Additionally, the document compares financial markets with a giant organism through whose veins, like life-giving sap, flow huge amounts of money. The system is healthy when the growth and diffusion of wealth go hand in hand, and the dignity of human person and the common good are respected. The introduction of unreliable economic-financial instruments creates systematic problems and poisons the whole organism (19).

The destructive factors in these systems are:

  • A naïve belief in a presumed self-sufficiency of the markets, independent of any ethics, and a business culture focused only on profit while ignoring the common good. (21, 23)
  • Non-transparent and risky financial products leading to speculative bubbles as well as the manipulation of the interest rate of inter-bank loans (LIBOR)
  • Shadow banking systems and fiscal havens outside any state control which mainly facilitate speculation and corruption, tax evasion and money laundering (29,30)
  • The growing public debt of many countries caused by fraud in the administration of public money by turning private losses into public debts.

As a way out of the quagmire, the document proposes:

  • An honest assessment and a change in corporate culture and the institution of ethical committees within the banks and companies.
  • Clear and efficient regulations of the financial markets and of the rating agencies to create greater transparency in business transactions at all levels.
  • A clear definition and separation of investment banking and the classic forms of saving and credit banking as well as comprehensive information about risks of all financial products
  • Finding ways towards a reasonable reduction of public debt.

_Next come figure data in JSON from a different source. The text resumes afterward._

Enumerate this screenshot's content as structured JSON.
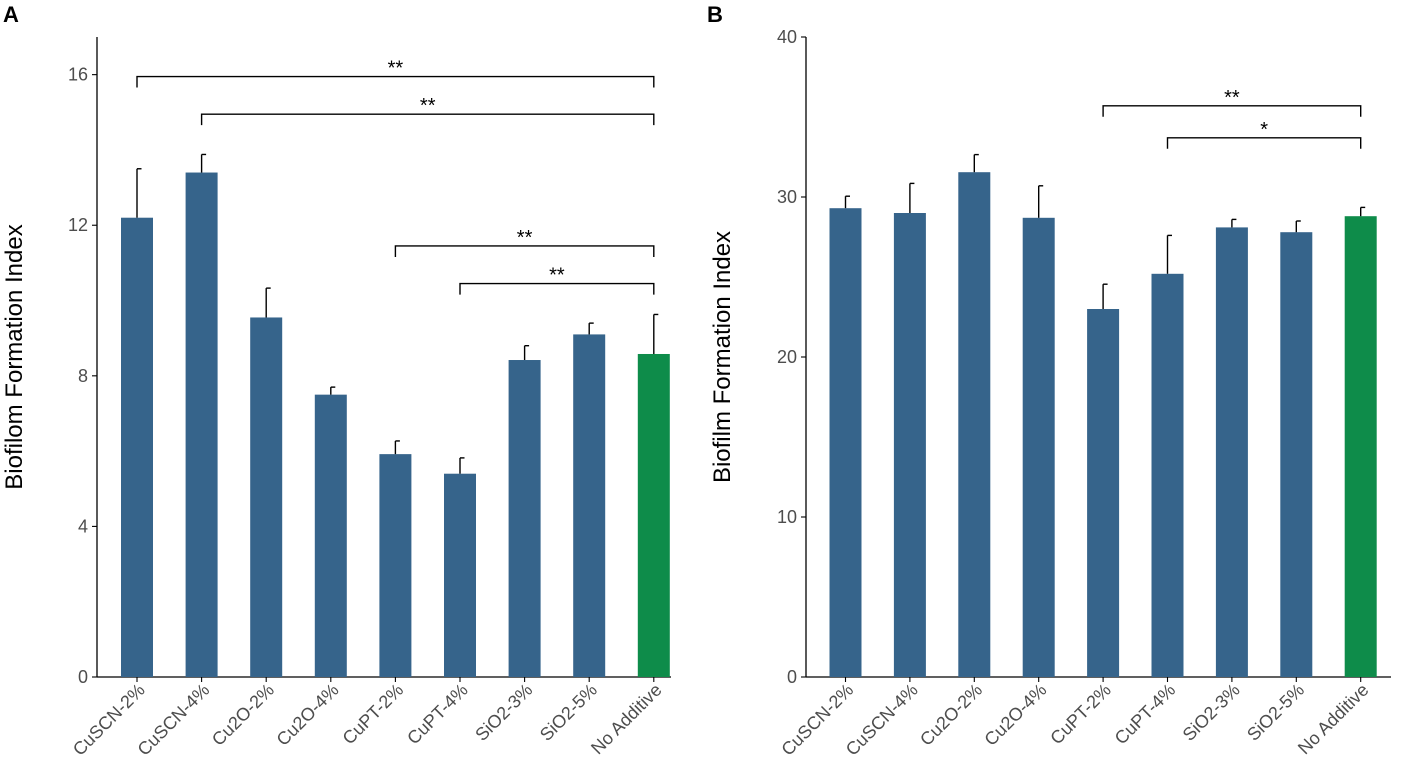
{
  "colors": {
    "default_bar": "#36648b",
    "control_bar": "#0e8c4a",
    "axis": "#000000",
    "tick_text": "#4d4d4d"
  },
  "chart_data": [
    {
      "panel": "A",
      "type": "bar",
      "ylabel": "Biofilom Formation Index",
      "xlabel": "",
      "ylim": [
        0,
        17
      ],
      "yticks": [
        0,
        4,
        8,
        12,
        16
      ],
      "categories": [
        "CuSCN-2%",
        "CuSCN-4%",
        "Cu2O-2%",
        "Cu2O-4%",
        "CuPT-2%",
        "CuPT-4%",
        "SiO2-3%",
        "SiO2-5%",
        "No Additive"
      ],
      "values": [
        12.2,
        13.4,
        9.55,
        7.5,
        5.92,
        5.4,
        8.42,
        9.1,
        8.58
      ],
      "errors": [
        1.3,
        0.48,
        0.78,
        0.2,
        0.35,
        0.42,
        0.38,
        0.3,
        1.05
      ],
      "highlight_index": 8,
      "significance": [
        {
          "from": 0,
          "to": 8,
          "y": 15.95,
          "label": "**"
        },
        {
          "from": 1,
          "to": 8,
          "y": 14.95,
          "label": "**"
        },
        {
          "from": 4,
          "to": 8,
          "y": 11.45,
          "label": "**"
        },
        {
          "from": 5,
          "to": 8,
          "y": 10.45,
          "label": "**"
        }
      ]
    },
    {
      "panel": "B",
      "type": "bar",
      "ylabel": "Biofilm Formation Index",
      "xlabel": "",
      "ylim": [
        0,
        40
      ],
      "yticks": [
        0,
        10,
        20,
        30,
        40
      ],
      "categories": [
        "CuSCN-2%",
        "CuSCN-4%",
        "Cu2O-2%",
        "Cu2O-4%",
        "CuPT-2%",
        "CuPT-4%",
        "SiO2-3%",
        "SiO2-5%",
        "No Additive"
      ],
      "values": [
        29.3,
        29.0,
        31.55,
        28.7,
        23.0,
        25.2,
        28.1,
        27.8,
        28.8
      ],
      "errors": [
        0.75,
        1.85,
        1.1,
        2.0,
        1.55,
        2.4,
        0.5,
        0.7,
        0.55
      ],
      "highlight_index": 8,
      "significance": [
        {
          "from": 4,
          "to": 8,
          "y": 35.7,
          "label": "**"
        },
        {
          "from": 5,
          "to": 8,
          "y": 33.7,
          "label": "*"
        }
      ]
    }
  ]
}
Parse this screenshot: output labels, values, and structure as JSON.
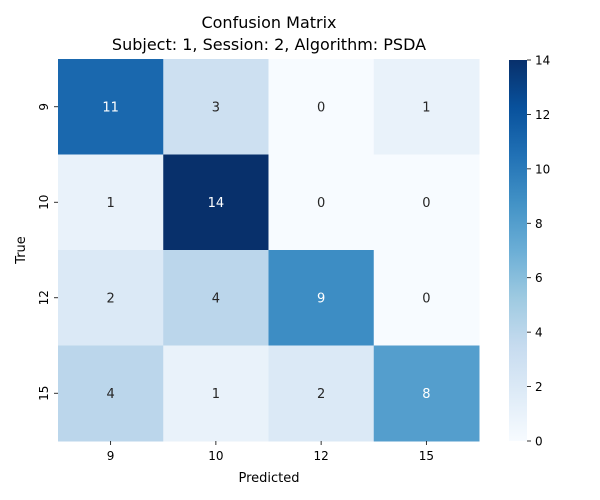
{
  "chart_data": {
    "type": "heatmap",
    "title": "Confusion Matrix",
    "subtitle": "Subject: 1, Session: 2, Algorithm: PSDA",
    "xlabel": "Predicted",
    "ylabel": "True",
    "x_categories": [
      "9",
      "10",
      "12",
      "15"
    ],
    "y_categories": [
      "9",
      "10",
      "12",
      "15"
    ],
    "values": [
      [
        11,
        3,
        0,
        1
      ],
      [
        1,
        14,
        0,
        0
      ],
      [
        2,
        4,
        9,
        0
      ],
      [
        4,
        1,
        2,
        8
      ]
    ],
    "colorbar": {
      "min": 0,
      "max": 14,
      "ticks": [
        "0",
        "2",
        "4",
        "6",
        "8",
        "10",
        "12",
        "14"
      ]
    },
    "colormap": "Blues",
    "grid": false,
    "legend": "colorbar-right"
  }
}
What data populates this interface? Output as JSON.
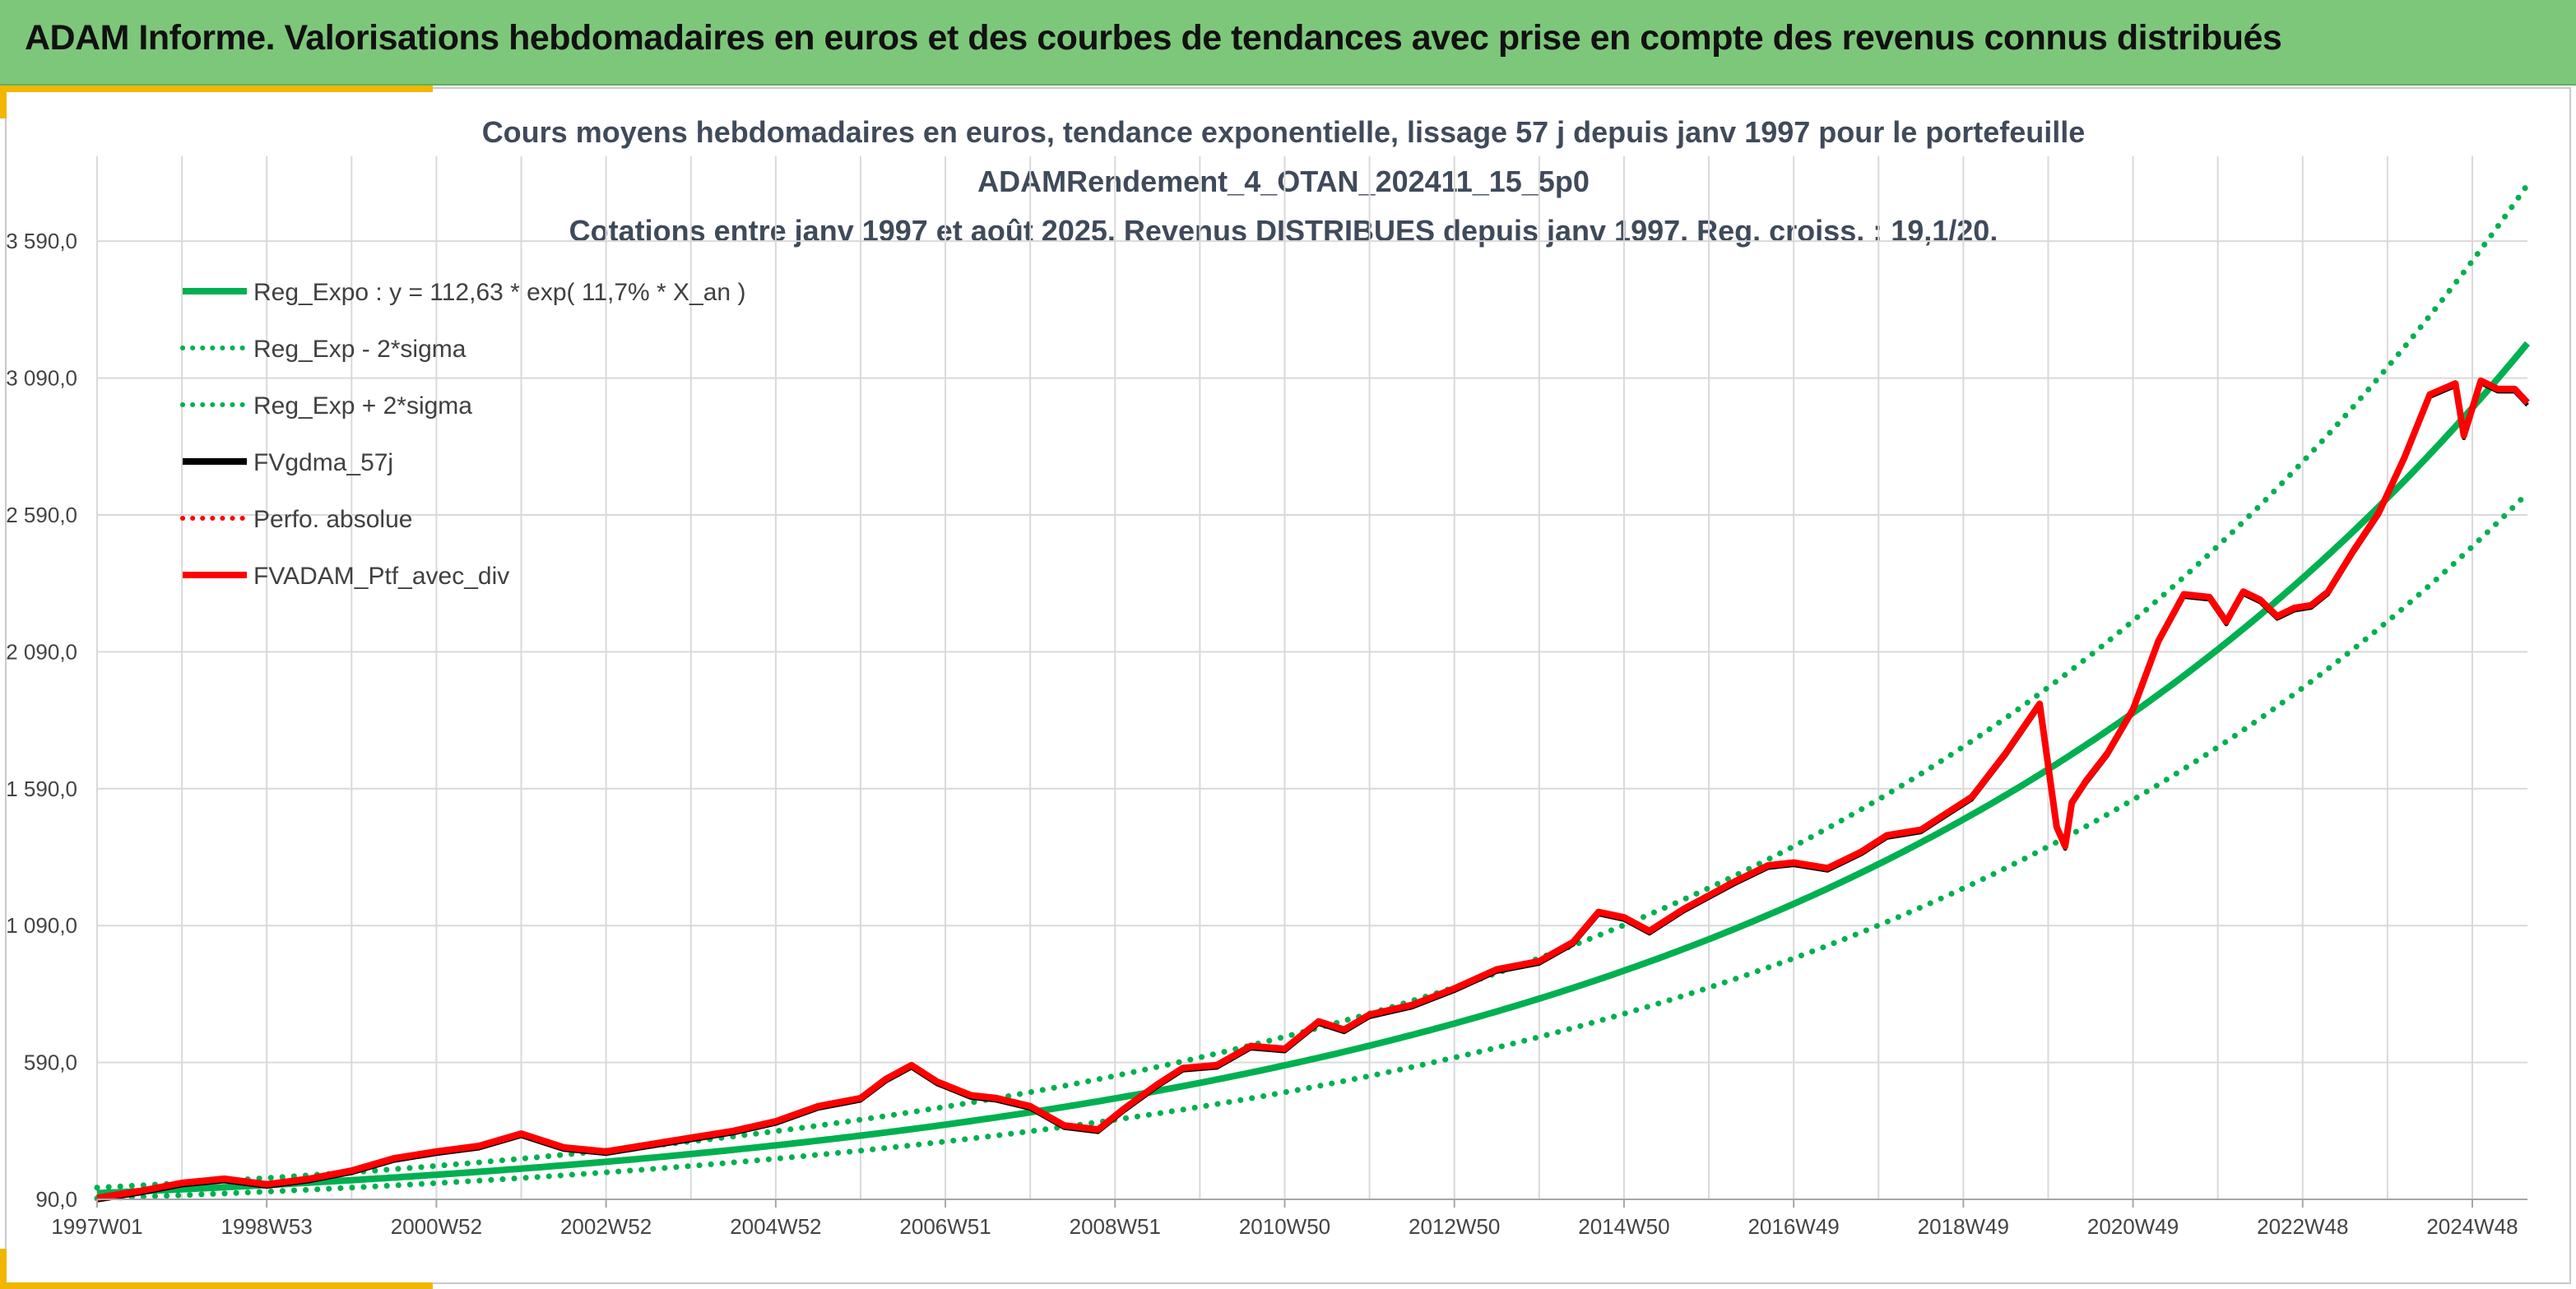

In summary, the Vatican document re-echoes the age-old guiding principle that all that has been created must be properly ordered to serve the need of the human family.  This applies also to economic systems developed for human interaction and development. The focus is the emerging economic systems with their increasing exploitation by individuals and corporate bodies for fraudulent purposes instead of the authentic aspirations of the human spirit. The dialogue between the economic system and the core human values must be a continuous one. It is not sufficient that just some segments are recording huge gains; it must be such that the entire world is becoming a better place for all because of the innovations of modern economic systems.